Mr Maduro signed the decree at a rally attended by thousands of his supporters.

He said the assembly would be made up of 540 members, some of whom would be elected at local level while the rest would be chosen from various groups such as students, workers, farmers, pensioners, and indigenous people.

The National Electoral Council later said that elections for the constituent assembly would be held at the end of July.

'Evil announcement'

The move was immediately denounced by the opposition-controlled National Assembly.

National Assembly leader Julio Borges called it "nothing more than an evil announcement meant to divide, distract, and confuse Venezuelans further".

Image copyright AFP
Image caption Julio Borges (seated) says the constituent assembly is a "fraud"

He said there would be more "street action" and called for a march opposing the constituent assembly to be held on Wednesday.

Fifty-five people have been killed in protests since the beginning of April.

The unrest was sparked by a Supreme Court ruling on 29 March stripping the National Assembly of its powers and transferring those powers to the court.

The Supreme Court suspended the most controversial paragraphs three days later, but the ruling united the hitherto divided opposition and spurred them into action.

Image copyright AFP
Image caption Anti-government protesters have been clashing with the security forces since the start of April

The opposition says the Supreme Court ruling and Mr Maduro's call for a constituent assembly are attempts by the president to cling on to power beyond the end of his term in 2019.

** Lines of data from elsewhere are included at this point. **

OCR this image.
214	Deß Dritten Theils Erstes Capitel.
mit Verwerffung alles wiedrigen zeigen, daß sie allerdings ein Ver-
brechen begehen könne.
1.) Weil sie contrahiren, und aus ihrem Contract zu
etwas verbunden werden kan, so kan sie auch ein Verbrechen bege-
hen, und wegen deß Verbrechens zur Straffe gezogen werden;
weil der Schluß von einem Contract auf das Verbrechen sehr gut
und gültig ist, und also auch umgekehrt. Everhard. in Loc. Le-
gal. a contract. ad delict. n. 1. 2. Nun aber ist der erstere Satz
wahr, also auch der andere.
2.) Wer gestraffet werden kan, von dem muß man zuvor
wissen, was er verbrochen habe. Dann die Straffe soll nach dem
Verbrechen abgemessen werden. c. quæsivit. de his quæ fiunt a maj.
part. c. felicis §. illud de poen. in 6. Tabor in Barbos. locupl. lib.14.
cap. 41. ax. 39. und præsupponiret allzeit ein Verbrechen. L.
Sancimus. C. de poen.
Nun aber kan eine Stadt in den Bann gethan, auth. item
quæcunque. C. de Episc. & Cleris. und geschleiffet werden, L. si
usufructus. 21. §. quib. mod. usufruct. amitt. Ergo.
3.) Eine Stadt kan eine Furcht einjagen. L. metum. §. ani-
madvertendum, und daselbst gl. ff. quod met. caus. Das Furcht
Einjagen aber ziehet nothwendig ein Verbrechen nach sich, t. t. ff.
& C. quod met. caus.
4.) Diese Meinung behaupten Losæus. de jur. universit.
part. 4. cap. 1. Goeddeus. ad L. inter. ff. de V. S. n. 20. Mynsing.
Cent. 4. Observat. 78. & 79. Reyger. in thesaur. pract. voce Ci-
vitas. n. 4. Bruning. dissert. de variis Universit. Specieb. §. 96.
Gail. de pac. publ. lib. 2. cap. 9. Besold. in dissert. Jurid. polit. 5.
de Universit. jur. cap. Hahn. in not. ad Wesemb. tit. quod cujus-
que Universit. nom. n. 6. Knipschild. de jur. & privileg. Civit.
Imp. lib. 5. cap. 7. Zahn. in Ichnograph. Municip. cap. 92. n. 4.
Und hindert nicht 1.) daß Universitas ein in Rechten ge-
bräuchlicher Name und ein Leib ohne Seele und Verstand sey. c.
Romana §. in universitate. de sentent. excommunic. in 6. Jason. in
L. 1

They say that he has become increasingly authoritarian since he was elected in 2013, blocking their attempts to hold a recall referendum and delaying elections for governors.

On Tuesday, National Electoral Council head Tibisay Lucena also announced that the gubernatorial elections would be held on 10 December, a year after they were originally due.

Some Venezuelans reacted on social media saying that they had lost all trust in the electoral body and demanded fresh general elections rather than regional polls.